Положение Льва даже и после январского похода было все еще неопределенное. И он пробился к адъютанту Барятинского и с некоторой жесткостью в голосе сказал:
— Пожалуйста, напомните князю о моем прошении принять меня на службу в четвертую батарею согласно предписанию генерала Вольфа.
Адъютант улыбнулся, пообещав в точности передать слова Толстого, и уже через полчаса объявил:
— Вы можете занять место у орудия в четвертой батарее.
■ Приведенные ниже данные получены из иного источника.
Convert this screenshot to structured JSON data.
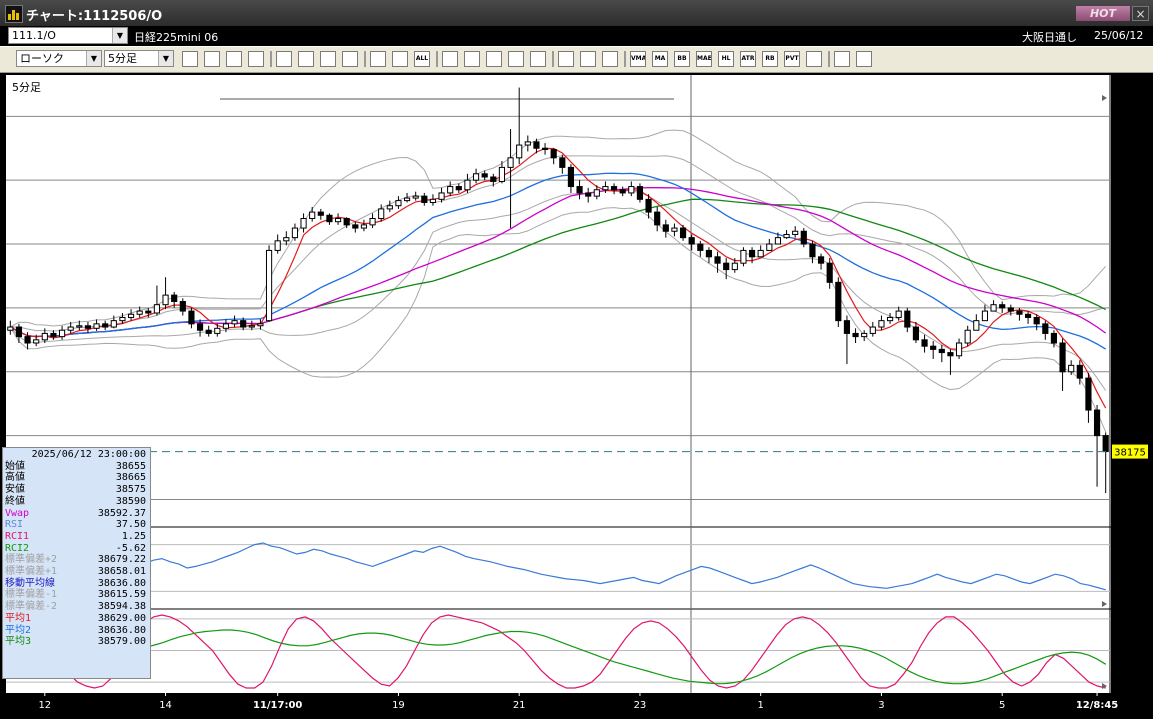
{
  "window": {
    "title": "チャート:1112506/O",
    "hot_label": "HOT",
    "close_label": "×"
  },
  "header": {
    "symbol_code": "111.1/O",
    "symbol_name": "日経225mini 06",
    "exchange": "大阪日通し",
    "date": "25/06/12",
    "chart_type": "ローソク",
    "interval": "5分足"
  },
  "toolbar": {
    "buttons": [
      "zoom",
      "fit",
      "draw",
      "line",
      "pointer",
      "undo",
      "memo",
      "delete",
      "candle",
      "bar",
      "ALL",
      "tool1",
      "tool2",
      "tool3",
      "tool4",
      "tool5",
      "settings",
      "edit",
      "color",
      "VMA",
      "MA",
      "BB",
      "MAE",
      "HL",
      "ATR",
      "RB",
      "PVT",
      "box",
      "Log",
      "export"
    ]
  },
  "colors": {
    "candle": "#000000",
    "ma_red": "#e41a1a",
    "ma_blue": "#1f6fe0",
    "ma_green": "#118811",
    "ma_magenta": "#cc00cc",
    "band_gray": "#a8a8a8",
    "rsi": "#3a7ad8",
    "rci1": "#e0146c",
    "rci2": "#119a11",
    "current_price_line": "#2a7a8a",
    "current_price_badge": "#ffff00"
  },
  "chart_data": [
    {
      "type": "candlestick",
      "panel": "price",
      "title": "5分足",
      "y_ticks": [
        38100,
        38200,
        38300,
        38400,
        38500,
        38600,
        38700
      ],
      "ylim": [
        38060,
        38760
      ],
      "current_price": 38175,
      "x_tick_labels": [
        "12",
        "14",
        "11/17:00",
        "19",
        "21",
        "23",
        "1",
        "3",
        "5",
        "12/8:45"
      ],
      "x_tick_index": [
        4,
        18,
        31,
        45,
        59,
        73,
        87,
        101,
        115,
        126
      ],
      "close": [
        38370,
        38355,
        38345,
        38350,
        38360,
        38355,
        38365,
        38370,
        38372,
        38368,
        38375,
        38370,
        38380,
        38385,
        38390,
        38395,
        38392,
        38405,
        38420,
        38410,
        38395,
        38375,
        38365,
        38360,
        38368,
        38375,
        38380,
        38370,
        38372,
        38375,
        38490,
        38505,
        38510,
        38525,
        38540,
        38550,
        38545,
        38535,
        38540,
        38530,
        38525,
        38530,
        38540,
        38555,
        38560,
        38568,
        38572,
        38575,
        38565,
        38570,
        38580,
        38590,
        38585,
        38600,
        38610,
        38605,
        38598,
        38620,
        38635,
        38655,
        38660,
        38650,
        38648,
        38635,
        38620,
        38590,
        38580,
        38575,
        38585,
        38590,
        38585,
        38580,
        38590,
        38570,
        38550,
        38530,
        38520,
        38525,
        38510,
        38500,
        38490,
        38480,
        38470,
        38460,
        38470,
        38490,
        38480,
        38490,
        38500,
        38510,
        38515,
        38520,
        38500,
        38480,
        38470,
        38440,
        38380,
        38360,
        38355,
        38360,
        38370,
        38380,
        38385,
        38395,
        38370,
        38350,
        38340,
        38335,
        38330,
        38325,
        38345,
        38365,
        38380,
        38395,
        38405,
        38400,
        38395,
        38390,
        38385,
        38375,
        38360,
        38345,
        38300,
        38310,
        38290,
        38240,
        38200,
        38175
      ],
      "open": [
        38365,
        38370,
        38355,
        38345,
        38350,
        38360,
        38355,
        38365,
        38370,
        38372,
        38368,
        38375,
        38370,
        38380,
        38385,
        38390,
        38395,
        38392,
        38405,
        38420,
        38410,
        38395,
        38375,
        38365,
        38360,
        38368,
        38375,
        38380,
        38370,
        38372,
        38380,
        38490,
        38505,
        38510,
        38525,
        38540,
        38550,
        38545,
        38535,
        38540,
        38530,
        38525,
        38530,
        38540,
        38555,
        38560,
        38568,
        38572,
        38575,
        38565,
        38570,
        38580,
        38590,
        38585,
        38600,
        38610,
        38605,
        38598,
        38620,
        38635,
        38655,
        38660,
        38650,
        38648,
        38635,
        38620,
        38590,
        38580,
        38575,
        38585,
        38590,
        38585,
        38580,
        38590,
        38570,
        38550,
        38530,
        38520,
        38525,
        38510,
        38500,
        38490,
        38480,
        38470,
        38460,
        38470,
        38490,
        38480,
        38490,
        38500,
        38510,
        38515,
        38520,
        38500,
        38480,
        38470,
        38440,
        38380,
        38360,
        38355,
        38360,
        38370,
        38380,
        38385,
        38395,
        38370,
        38350,
        38340,
        38335,
        38330,
        38325,
        38345,
        38365,
        38380,
        38395,
        38405,
        38400,
        38395,
        38390,
        38385,
        38375,
        38360,
        38345,
        38300,
        38310,
        38290,
        38240,
        38200
      ],
      "high": [
        38380,
        38375,
        38362,
        38358,
        38368,
        38365,
        38372,
        38378,
        38380,
        38378,
        38382,
        38380,
        38388,
        38392,
        38398,
        38402,
        38400,
        38435,
        38448,
        38425,
        38415,
        38400,
        38382,
        38372,
        38375,
        38382,
        38388,
        38385,
        38380,
        38382,
        38498,
        38515,
        38520,
        38532,
        38548,
        38558,
        38555,
        38548,
        38548,
        38542,
        38535,
        38538,
        38548,
        38562,
        38568,
        38575,
        38580,
        38582,
        38580,
        38578,
        38588,
        38598,
        38595,
        38610,
        38618,
        38615,
        38610,
        38630,
        38680,
        38745,
        38670,
        38665,
        38658,
        38650,
        38640,
        38625,
        38600,
        38588,
        38592,
        38598,
        38595,
        38590,
        38598,
        38595,
        38578,
        38558,
        38538,
        38532,
        38530,
        38515,
        38505,
        38495,
        38488,
        38478,
        38478,
        38495,
        38495,
        38498,
        38508,
        38518,
        38522,
        38528,
        38525,
        38505,
        38485,
        38478,
        38448,
        38388,
        38368,
        38365,
        38378,
        38388,
        38392,
        38402,
        38400,
        38378,
        38358,
        38348,
        38342,
        38335,
        38352,
        38372,
        38390,
        38405,
        38412,
        38410,
        38405,
        38400,
        38395,
        38390,
        38380,
        38365,
        38352,
        38318,
        38318,
        38298,
        38248,
        38205
      ],
      "low": [
        38358,
        38345,
        38335,
        38340,
        38345,
        38350,
        38350,
        38360,
        38365,
        38360,
        38364,
        38365,
        38368,
        38375,
        38380,
        38385,
        38385,
        38388,
        38398,
        38400,
        38388,
        38368,
        38355,
        38355,
        38355,
        38362,
        38370,
        38365,
        38365,
        38366,
        38378,
        38485,
        38498,
        38505,
        38518,
        38535,
        38538,
        38530,
        38530,
        38525,
        38518,
        38520,
        38525,
        38535,
        38550,
        38555,
        38565,
        38568,
        38560,
        38560,
        38565,
        38575,
        38580,
        38580,
        38595,
        38600,
        38590,
        38595,
        38525,
        38625,
        38645,
        38642,
        38640,
        38625,
        38610,
        38580,
        38570,
        38565,
        38570,
        38580,
        38578,
        38575,
        38575,
        38565,
        38540,
        38520,
        38510,
        38512,
        38505,
        38490,
        38480,
        38470,
        38455,
        38445,
        38455,
        38465,
        38470,
        38480,
        38490,
        38500,
        38508,
        38510,
        38495,
        38470,
        38460,
        38430,
        38370,
        38312,
        38345,
        38348,
        38355,
        38365,
        38375,
        38380,
        38362,
        38345,
        38330,
        38320,
        38315,
        38295,
        38320,
        38340,
        38365,
        38380,
        38395,
        38392,
        38388,
        38380,
        38375,
        38365,
        38350,
        38338,
        38270,
        38295,
        38280,
        38220,
        38120,
        38110
      ]
    },
    {
      "type": "line",
      "panel": "rsi",
      "y_ticks": [
        20,
        80
      ],
      "ylim": [
        0,
        100
      ],
      "series": [
        {
          "name": "RSI",
          "values": [
            52,
            48,
            55,
            50,
            45,
            48,
            44,
            42,
            46,
            50,
            47,
            52,
            55,
            50,
            48,
            52,
            56,
            60,
            62,
            58,
            55,
            50,
            52,
            55,
            58,
            62,
            66,
            70,
            75,
            80,
            82,
            78,
            76,
            72,
            68,
            70,
            74,
            72,
            68,
            65,
            62,
            58,
            55,
            52,
            56,
            60,
            64,
            68,
            72,
            70,
            75,
            78,
            74,
            70,
            65,
            62,
            60,
            58,
            55,
            52,
            50,
            48,
            45,
            42,
            40,
            38,
            36,
            35,
            34,
            32,
            30,
            32,
            34,
            36,
            38,
            34,
            32,
            30,
            35,
            40,
            44,
            48,
            52,
            50,
            46,
            42,
            38,
            34,
            30,
            32,
            35,
            38,
            42,
            46,
            50,
            54,
            50,
            45,
            40,
            35,
            30,
            28,
            26,
            25,
            24,
            26,
            28,
            30,
            34,
            38,
            42,
            38,
            35,
            32,
            30,
            34,
            38,
            42,
            40,
            36,
            32,
            30,
            34,
            38,
            42,
            40,
            36,
            30,
            28,
            25,
            22
          ]
        }
      ]
    },
    {
      "type": "line",
      "panel": "rci",
      "y_ticks": [
        80,
        0,
        -80
      ],
      "ylim": [
        -100,
        100
      ],
      "series": [
        {
          "name": "RCI1",
          "values": [
            80,
            78,
            70,
            55,
            30,
            0,
            -30,
            -60,
            -80,
            -90,
            -95,
            -90,
            -70,
            -40,
            0,
            40,
            70,
            85,
            90,
            85,
            75,
            60,
            40,
            20,
            0,
            -30,
            -60,
            -85,
            -95,
            -95,
            -80,
            -40,
            10,
            55,
            80,
            85,
            75,
            55,
            30,
            10,
            -10,
            -30,
            -50,
            -70,
            -85,
            -90,
            -70,
            -40,
            0,
            40,
            70,
            85,
            90,
            85,
            80,
            75,
            70,
            60,
            50,
            35,
            20,
            0,
            -25,
            -50,
            -70,
            -85,
            -95,
            -95,
            -90,
            -80,
            -60,
            -30,
            0,
            30,
            55,
            70,
            75,
            70,
            55,
            35,
            10,
            -20,
            -50,
            -75,
            -90,
            -95,
            -90,
            -75,
            -50,
            -20,
            10,
            40,
            65,
            80,
            85,
            80,
            65,
            45,
            20,
            -10,
            -40,
            -70,
            -90,
            -95,
            -95,
            -85,
            -60,
            -30,
            10,
            45,
            70,
            85,
            85,
            70,
            50,
            25,
            0,
            -30,
            -60,
            -80,
            -90,
            -80,
            -60,
            -30,
            -10,
            -20,
            -40,
            -60,
            -80,
            -90,
            -95
          ]
        },
        {
          "name": "RCI2",
          "values": [
            80,
            78,
            76,
            74,
            70,
            65,
            58,
            50,
            42,
            34,
            25,
            18,
            12,
            8,
            5,
            5,
            8,
            14,
            20,
            28,
            35,
            40,
            45,
            48,
            50,
            52,
            52,
            50,
            46,
            40,
            32,
            24,
            18,
            14,
            12,
            12,
            15,
            20,
            26,
            32,
            38,
            42,
            44,
            44,
            42,
            38,
            32,
            26,
            20,
            16,
            14,
            14,
            16,
            20,
            26,
            32,
            38,
            42,
            46,
            48,
            48,
            46,
            42,
            36,
            28,
            20,
            12,
            4,
            -4,
            -12,
            -20,
            -28,
            -34,
            -40,
            -46,
            -52,
            -58,
            -64,
            -70,
            -74,
            -78,
            -80,
            -82,
            -84,
            -84,
            -82,
            -78,
            -72,
            -64,
            -54,
            -42,
            -30,
            -18,
            -8,
            0,
            6,
            10,
            12,
            12,
            10,
            6,
            0,
            -8,
            -18,
            -30,
            -42,
            -54,
            -64,
            -72,
            -78,
            -82,
            -84,
            -84,
            -82,
            -78,
            -72,
            -64,
            -56,
            -48,
            -40,
            -32,
            -24,
            -16,
            -10,
            -6,
            -4,
            -6,
            -12,
            -22,
            -35
          ]
        }
      ]
    }
  ],
  "indicators_legend": {
    "timestamp": "2025/06/12 23:00:00",
    "rows": [
      {
        "label": "始値",
        "value": "38655",
        "color": "#000000"
      },
      {
        "label": "高値",
        "value": "38665",
        "color": "#000000"
      },
      {
        "label": "安値",
        "value": "38575",
        "color": "#000000"
      },
      {
        "label": "終値",
        "value": "38590",
        "color": "#000000"
      },
      {
        "label": "Vwap",
        "value": "38592.37",
        "color": "#cc00cc"
      },
      {
        "label": "RSI",
        "value": "37.50",
        "color": "#5a8ad8"
      },
      {
        "label": "RCI1",
        "value": "1.25",
        "color": "#e0146c"
      },
      {
        "label": "RCI2",
        "value": "-5.62",
        "color": "#119a11"
      },
      {
        "label": "標準偏差+2",
        "value": "38679.22",
        "color": "#a0a0a0"
      },
      {
        "label": "標準偏差+1",
        "value": "38658.01",
        "color": "#a0a0a0"
      },
      {
        "label": "移動平均線",
        "value": "38636.80",
        "color": "#2020c0"
      },
      {
        "label": "標準偏差-1",
        "value": "38615.59",
        "color": "#a0a0a0"
      },
      {
        "label": "標準偏差-2",
        "value": "38594.38",
        "color": "#a0a0a0"
      },
      {
        "label": "平均1",
        "value": "38629.00",
        "color": "#e41a1a"
      },
      {
        "label": "平均2",
        "value": "38636.80",
        "color": "#1f6fe0"
      },
      {
        "label": "平均3",
        "value": "38579.00",
        "color": "#118811"
      }
    ]
  }
}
Отряд Барятинского почти без сопротивления занял несколько аулов. Война всегда — цепь неожиданностей. Почему в одних случаях противник пассивен, в других преследует упорно? Пока переправлялись через Хулхулау и двигались к аулу Инды-Юрт, обстрел со стороны воинов Шамиля был ожесточенный. Но вот зимним февральским вечером подошли к берегам Гудермеса, вступили в аул Маюртуп, один из самых обширных на всем пути, — и странная тишина: ни выстрелов, ни криков… Лишь в самом ауле пряталась горстка чеченцев, поклявшихся во славу газавата зарезать командующего отрядом князя Барятинского. (Барятинский принял на этот счет свои меры: он расположился со своим штабом на окраине.)